Ce choix est d'autant plus pénible que le défunt - en état de mort cérébrale - semble dormir et respirer paisiblement grâce au respirateur artificiel. Sa peau est tiède et bien colorée, car le sang circule encore dans ses vaisseaux. Des infirmières s'occupent de lui, surveillent les perfusions, vident des sacs d'urine… Difficile alors de croire à la mort et de ne pas espérer une solution. La confusion peut être totale et la décision encore plus cruelle.

Et lorsque le diagnostic de la mort cérébrale est posé, le médecin n'a pas beaucoup de temps pour aborder avec la famille la question du prélèvement car il faut faire vite ! Les organes ne peuvent en effet pas être stockés (à l'inverse du sang, des tissus ou de la mœlle osseuse par exemple). Ils sont artificiellement maintenus en vie et cet état ne peut pas s'éterniser.

Les familles disposent dès lors d'un temps relativement court pour se décider. C'est sans doute là une des principales raisons de leur refus.

En exprimant notre volonté de notre vivant, nous épargnons à nos proches une décision qui, au fond, aurait dû nous être personnelle. Nous les soulageons d'un poids qu'ils ne devraient pas porter. Autre argument en faveur de l'expression d'un choix : les équipes médicales qui coordonnent les dons d'organes gagneront du temps et plus de vies pourront être sauvées.
 

Voici 3 témoignages :

​La réalité est parfois si cruelle. C'est ce que pense le médecin qui vient de constater le décès par mort cérébrale de Joël, un jeune homme de 20 ans. Il faut annoncer la nouvelle aux parents…

Dans le même hôpital existe un service transplantation où des patients attendent, parfois depuis des années, un foie, un rein ou un cœur. On pourrait peut-être prélever certains organes chez Joël. Faut voir… Le médecin contacte le service. Avant de faire quoi que ce soit, le coordinateur de transplantation vérifie si Joël a manifesté sa volonté d'être donneur d'organes auprès de son administration communale. Non ! Le Registre national n'indique aucune trace d'une quelconque démarche. Dès lors, le médecin doit informer la famille d'un possible prélèvement. Il fronce les sourcils, cela ne sera pas facile.

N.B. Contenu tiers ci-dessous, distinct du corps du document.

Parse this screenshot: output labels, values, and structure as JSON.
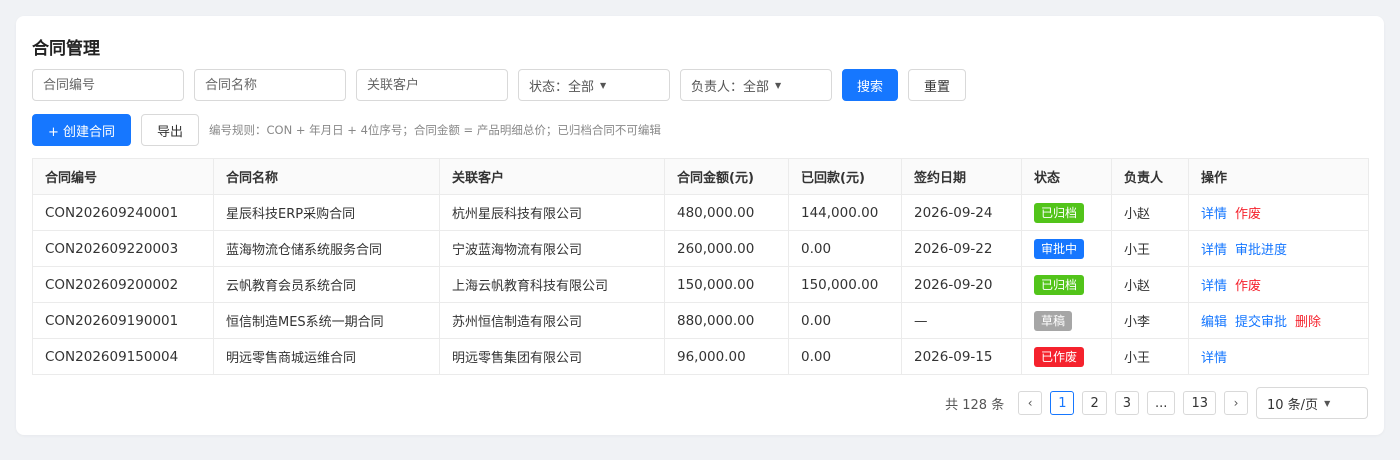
{
  "page": {
    "title": "合同管理"
  },
  "filters": {
    "contract_no_placeholder": "合同编号",
    "contract_name_placeholder": "合同名称",
    "customer_placeholder": "关联客户",
    "status_label": "状态：全部",
    "owner_label": "负责人：全部",
    "search_label": "搜索",
    "reset_label": "重置"
  },
  "actions": {
    "create_label": "+ 创建合同",
    "export_label": "导出",
    "hint": "编号规则：CON + 年月日 + 4位序号；合同金额 = 产品明细总价；已归档合同不可编辑"
  },
  "colors": {
    "primary": "#1677ff",
    "danger": "#f5222d",
    "archived": "#52c41a",
    "reviewing": "#1677ff",
    "draft": "#a6a6a6",
    "voided": "#f5222d"
  },
  "table": {
    "headers": [
      "合同编号",
      "合同名称",
      "关联客户",
      "合同金额(元)",
      "已回款(元)",
      "签约日期",
      "状态",
      "负责人",
      "操作"
    ],
    "rows": [
      {
        "no": "CON202609240001",
        "name": "星辰科技ERP采购合同",
        "customer": "杭州星辰科技有限公司",
        "amount": "480,000.00",
        "received": "144,000.00",
        "date": "2026-09-24",
        "status": "已归档",
        "status_color": "#52c41a",
        "owner": "小赵",
        "ops": [
          {
            "label": "详情",
            "type": "link"
          },
          {
            "label": "作废",
            "type": "danger"
          }
        ]
      },
      {
        "no": "CON202609220003",
        "name": "蓝海物流仓储系统服务合同",
        "customer": "宁波蓝海物流有限公司",
        "amount": "260,000.00",
        "received": "0.00",
        "date": "2026-09-22",
        "status": "审批中",
        "status_color": "#1677ff",
        "owner": "小王",
        "ops": [
          {
            "label": "详情",
            "type": "link"
          },
          {
            "label": "审批进度",
            "type": "link"
          }
        ]
      },
      {
        "no": "CON202609200002",
        "name": "云帆教育会员系统合同",
        "customer": "上海云帆教育科技有限公司",
        "amount": "150,000.00",
        "received": "150,000.00",
        "date": "2026-09-20",
        "status": "已归档",
        "status_color": "#52c41a",
        "owner": "小赵",
        "ops": [
          {
            "label": "详情",
            "type": "link"
          },
          {
            "label": "作废",
            "type": "danger"
          }
        ]
      },
      {
        "no": "CON202609190001",
        "name": "恒信制造MES系统一期合同",
        "customer": "苏州恒信制造有限公司",
        "amount": "880,000.00",
        "received": "0.00",
        "date": "—",
        "status": "草稿",
        "status_color": "#a6a6a6",
        "owner": "小李",
        "ops": [
          {
            "label": "编辑",
            "type": "link"
          },
          {
            "label": "提交审批",
            "type": "link"
          },
          {
            "label": "删除",
            "type": "danger"
          }
        ]
      },
      {
        "no": "CON202609150004",
        "name": "明远零售商城运维合同",
        "customer": "明远零售集团有限公司",
        "amount": "96,000.00",
        "received": "0.00",
        "date": "2026-09-15",
        "status": "已作废",
        "status_color": "#f5222d",
        "owner": "小王",
        "ops": [
          {
            "label": "详情",
            "type": "link"
          }
        ]
      }
    ]
  },
  "pagination": {
    "total": "共 128 条",
    "prev": "‹",
    "next": "›",
    "pages": [
      "1",
      "2",
      "3",
      "...",
      "13"
    ],
    "current": "1",
    "page_size": "10 条/页"
  }
}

Les parents, éplorés, l'attendent dans le hall. Il reste un moment auprès d'eux sans rien dire, à l'écoute de leur détresse. Puis il parle, leur dit que des personnes gravement malades attendent un organe et que Joël...

Le père l'arrête tout de suite. Les yeux emplis de larmes, il murmure : "Mon fils était pour. Il disait qu'un corps mort ne servait plus à rien et que s'il lui arrivait quelque chose, il fallait donner
ses organes. Il y voyait une chance d'aider les autres au-delà de la mort."

Grâce à Joël, sept vies ont été sauvées ou améliorées.

Le don d'organes nous a été d'un soutien inestimable pour faire notre deuil, confie aujourd'hui le père de Joël. Le fait de connaître l'avis de notre fils, nous a beaucoup aidés, ma femme et moi."